La prova muscolare dei malpancisti del Pdl, impegnati a rendere
credibile l’operazione a tenaglia orchestrata da Scajola e
Pisanu, continua. L'ex ministro frena: "Non siamo carbonari". Alfano: "Apriamo il confronto". Fra quindici giorni il confronto con Alfano

Roma - Quindici giorni. Quindici giorni per imporre al governo «una grande scossa, altrimenti questo Paese non si salva». Quindici giorni in cui reclamare un progetto di fine legislatura, licenziando un decreto sviluppo da «segnare» in aula con quattro o cinque emendamenti mirati. Quindici giorni in cui verificare se il confronto annunciato con Angelino Alfano produrrà frutti concreti. Uno spazio temporale in cui riconquistare centralità politica e mettere alla prova la tenuta dei propri seguaci, ancora divisi tra falchi o colombe, e la loro disponibilità a spingere eventualmente il confronto fino alla (difficile) formazione di gruppi parlamentari autonomi.
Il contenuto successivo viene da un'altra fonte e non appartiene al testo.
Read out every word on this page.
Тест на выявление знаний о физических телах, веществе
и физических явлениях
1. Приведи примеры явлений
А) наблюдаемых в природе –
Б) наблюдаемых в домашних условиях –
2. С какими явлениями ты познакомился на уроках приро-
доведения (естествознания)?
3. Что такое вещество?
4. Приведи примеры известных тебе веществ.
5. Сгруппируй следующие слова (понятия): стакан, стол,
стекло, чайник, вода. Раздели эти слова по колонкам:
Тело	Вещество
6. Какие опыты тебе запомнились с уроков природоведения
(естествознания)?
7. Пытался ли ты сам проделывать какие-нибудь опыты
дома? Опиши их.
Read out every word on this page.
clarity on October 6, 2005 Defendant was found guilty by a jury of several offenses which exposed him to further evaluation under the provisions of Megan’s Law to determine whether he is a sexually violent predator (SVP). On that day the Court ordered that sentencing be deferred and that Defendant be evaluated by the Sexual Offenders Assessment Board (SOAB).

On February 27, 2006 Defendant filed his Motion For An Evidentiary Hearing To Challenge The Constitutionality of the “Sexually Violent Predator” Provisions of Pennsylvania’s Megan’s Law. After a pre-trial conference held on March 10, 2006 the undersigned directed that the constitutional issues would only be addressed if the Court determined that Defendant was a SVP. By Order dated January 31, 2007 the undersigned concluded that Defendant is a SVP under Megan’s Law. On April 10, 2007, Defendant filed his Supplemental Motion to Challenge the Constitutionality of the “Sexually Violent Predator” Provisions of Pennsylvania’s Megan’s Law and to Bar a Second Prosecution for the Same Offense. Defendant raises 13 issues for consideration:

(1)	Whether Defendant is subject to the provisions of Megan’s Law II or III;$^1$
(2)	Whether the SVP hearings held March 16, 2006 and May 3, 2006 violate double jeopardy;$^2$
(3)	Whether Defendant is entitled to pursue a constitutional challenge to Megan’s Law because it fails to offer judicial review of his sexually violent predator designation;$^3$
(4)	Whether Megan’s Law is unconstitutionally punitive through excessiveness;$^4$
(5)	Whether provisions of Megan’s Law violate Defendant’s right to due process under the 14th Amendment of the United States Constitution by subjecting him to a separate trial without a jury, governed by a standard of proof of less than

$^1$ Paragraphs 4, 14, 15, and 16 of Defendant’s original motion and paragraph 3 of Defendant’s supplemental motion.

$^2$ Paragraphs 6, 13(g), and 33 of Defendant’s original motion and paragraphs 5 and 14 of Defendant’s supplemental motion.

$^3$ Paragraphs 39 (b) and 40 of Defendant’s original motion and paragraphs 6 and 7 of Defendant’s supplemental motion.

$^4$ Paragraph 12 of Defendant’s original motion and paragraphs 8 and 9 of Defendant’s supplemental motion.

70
La prova muscolare dei malpancisti del Pdl, impegnati a rendere credibile l’operazione a tenaglia orchestrata da Claudio Scajola e Giuseppe Pisanu, continua. E viene rilanciata direttamente dall’ex ministro dello Sviluppo Economico che, intervenendo alla kermesse organizzata da Gianfranco Rotondi, si rivolge direttamente al premier. «Berlusconi può ancora essere il protagonista di una nuova fase ma a condizione di guidare un governo con una maggioranza più vasta. È necessario che Berlusconi, che negli anni ’90 ha fermato la macchina da guerra di Occhetto, oggi colga la necessità di essere protagonista di una grande scossa, di una grande svolta, altrimenti questo paese non si salva» rilancia Scajola. «Si è fatto molto rumore per nulla. Non siamo né carbonari né quelli che pugnalano alle spalle» continua. «Il Pdl non è mai nato e ora c’è bisogno di costruire un percorso dove il nuovo Pdl possa diventare il raccoglitore di un partito dei moderati. Nessuno può pensare che possa rinascere la Dc ma credo sia utile che si possano ritrovare insieme coloro che si riconoscono in certi valori».
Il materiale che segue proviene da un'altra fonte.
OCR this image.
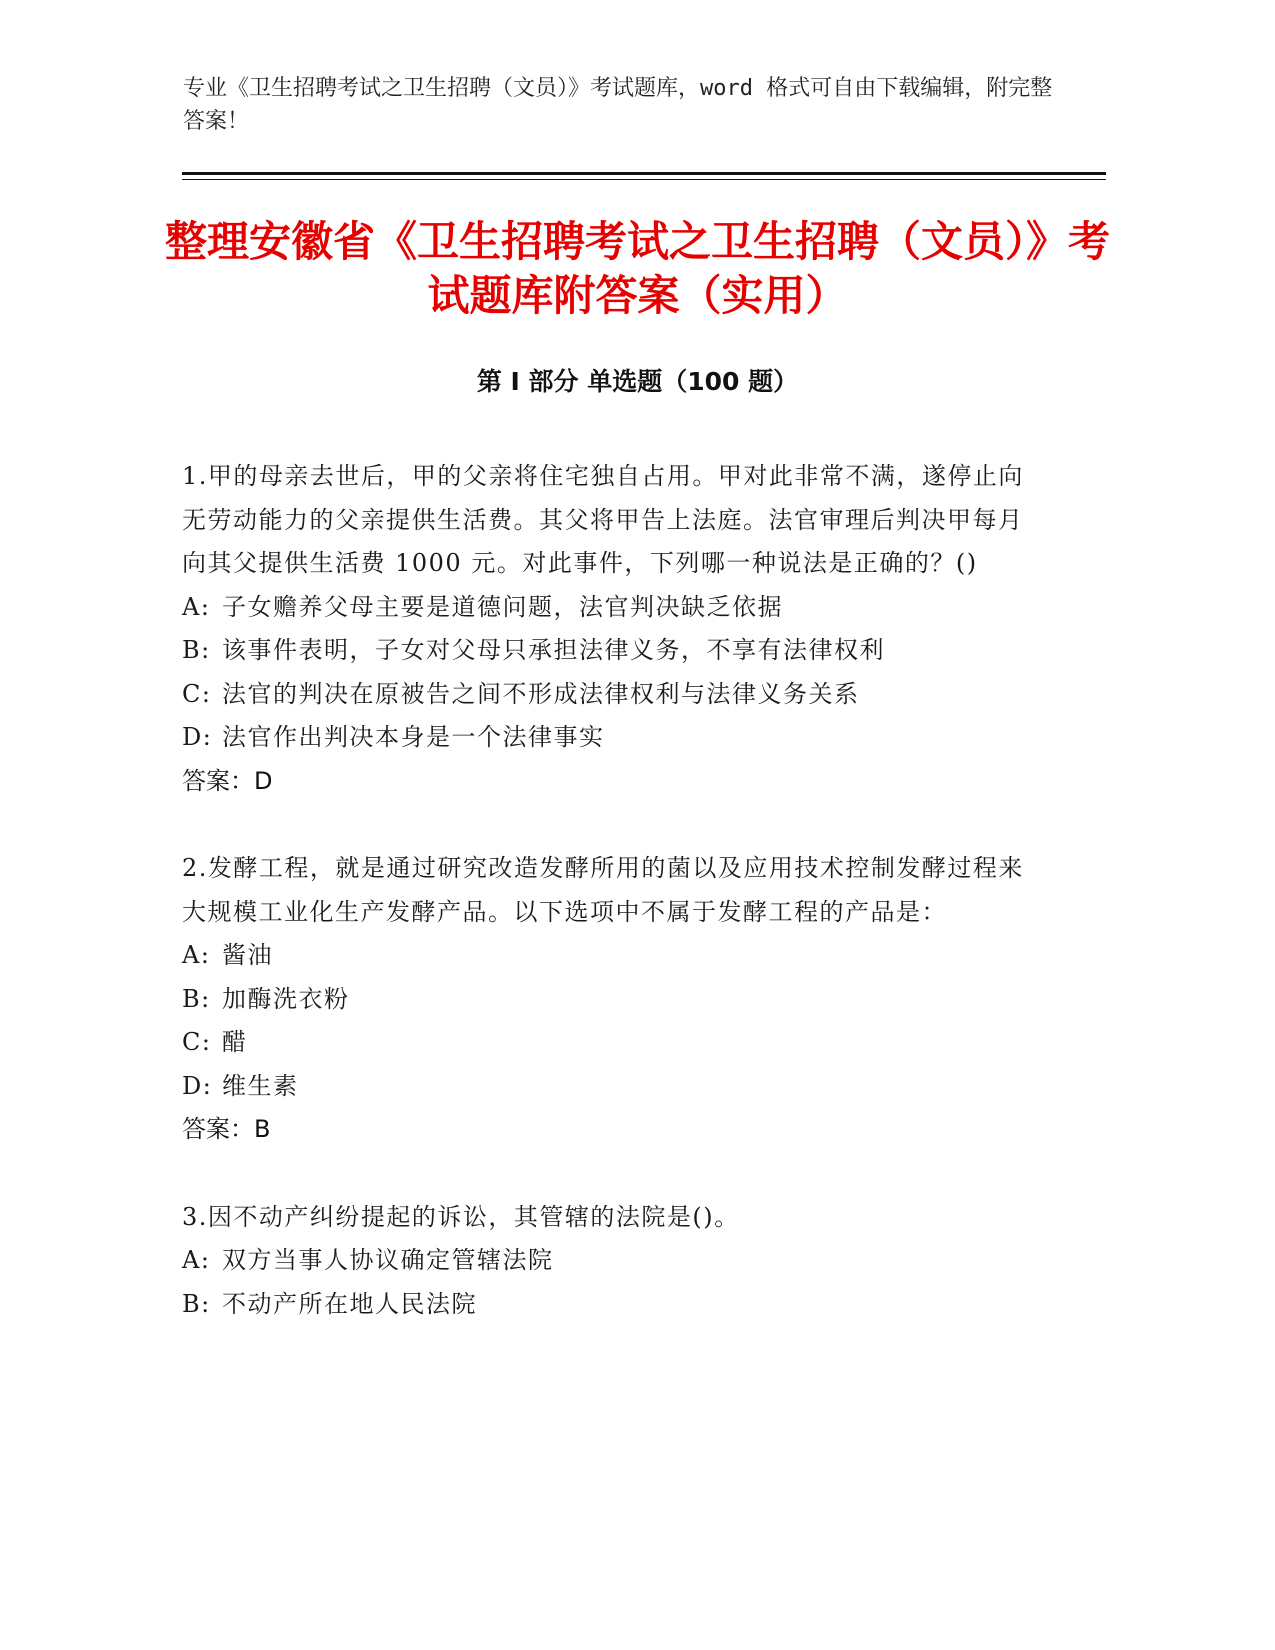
专业《卫生招聘考试之卫生招聘（文员）》考试题库，word 格式可自由下载编辑，附完整答案！
整理安徽省《卫生招聘考试之卫生招聘（文员）》考试题库附答案（实用）
第 I 部分 单选题（100 题）

1.甲的母亲去世后，甲的父亲将住宅独自占用。甲对此非常不满，遂停止向无劳动能力的父亲提供生活费。其父将甲告上法庭。法官审理后判决甲每月向其父提供生活费 1000 元。对此事件，下列哪一种说法是正确的？()

A: 子女赡养父母主要是道德问题，法官判决缺乏依据
B: 该事件表明，子女对父母只承担法律义务，不享有法律权利
C: 法官的判决在原被告之间不形成法律权利与法律义务关系
D: 法官作出判决本身是一个法律事实

答案：D

2.发酵工程，就是通过研究改造发酵所用的菌以及应用技术控制发酵过程来大规模工业化生产发酵产品。以下选项中不属于发酵工程的产品是：

A: 酱油
B: 加酶洗衣粉
C: 醋
D: 维生素

答案：B

3.因不动产纠纷提起的诉讼，其管辖的法院是()。

A: 双方当事人协议确定管辖法院
B: 不动产所在地人民法院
L’affondo di Scajola non lascia il Pdl indifferente. Da parte del segretario, ad esempio, arriva una promessa di dialogo. «La prossima settimana avrò un incontro con Scajola per valutare insieme quali siano i quesiti politici forti che intendiamo considerare con serietà» annuncia Angelino Alfano. «Non sono preoccupato della fronda interna. Sono convinto che ci siano soggetti importanti come Scajola che pongono questioni che non vanno sottovalutate». Parole al miele seguite da un commento sulla possibile apertura a Pier Ferdinando Casini. «Non ho mai interrotto il dialogo ma non deve essere un bla bla reciproco» dice l’ex ministro della Giustizia. «Noi abbiamo intenzione di fare qualcosa di ambizioso, ossia unire i moderati sotto la bandiera del Ppe. Non ci sono ragioni per cui ciò che è unito in Europa debba essere diviso in Italia».
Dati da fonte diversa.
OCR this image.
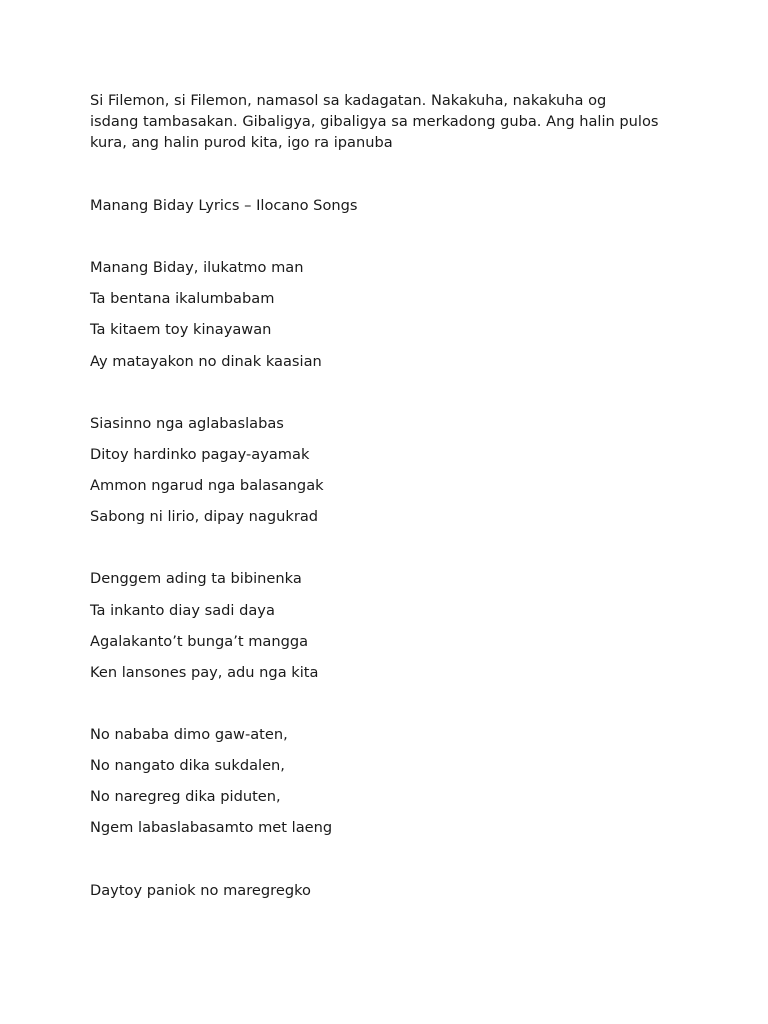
Si Filemon, si Filemon, namasol sa kadagatan. Nakakuha, nakakuha og
isdang tambasakan. Gibaligya, gibaligya sa merkadong guba. Ang halin pulos
kura, ang halin purod kita, igo ra ipanuba
Manang Biday Lyrics – Ilocano Songs
Manang Biday, ilukatmo man
Ta bentana ikalumbabam
Ta kitaem toy kinayawan
Ay matayakon no dinak kaasian
Siasinno nga aglabaslabas
Ditoy hardinko pagay-ayamak
Ammon ngarud nga balasangak
Sabong ni lirio, dipay nagukrad
Denggem ading ta bibinenka
Ta inkanto diay sadi daya
Agalakanto’t bunga’t mangga
Ken lansones pay, adu nga kita
No nababa dimo gaw-aten,
No nangato dika sukdalen,
No naregreg dika piduten,
Ngem labaslabasamto met laeng
Daytoy paniok no maregregko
Un ulteriore segnale di attenzione verso i ribelli viene indirizzato da Sandro Bondi che si dice «certo che gli amici Scajola e Pisanu che hanno svolto in questi anni un ruolo importante politico e governativo sapranno offrire il proprio contributo alla nuova fase aperta con l’elezione di Alfano e con la prospettiva della costituente del popolarismo europeo». L’operazione di ricucitura è dunque iniziata. E potrebbe svilupparsi anche attraverso la convocazione della Direzione nazionale. Un modo per sciogliere le trame, portare alla luce il disagio sotterraneo e trasformare un accenno di rissa in un confronto franco e leale.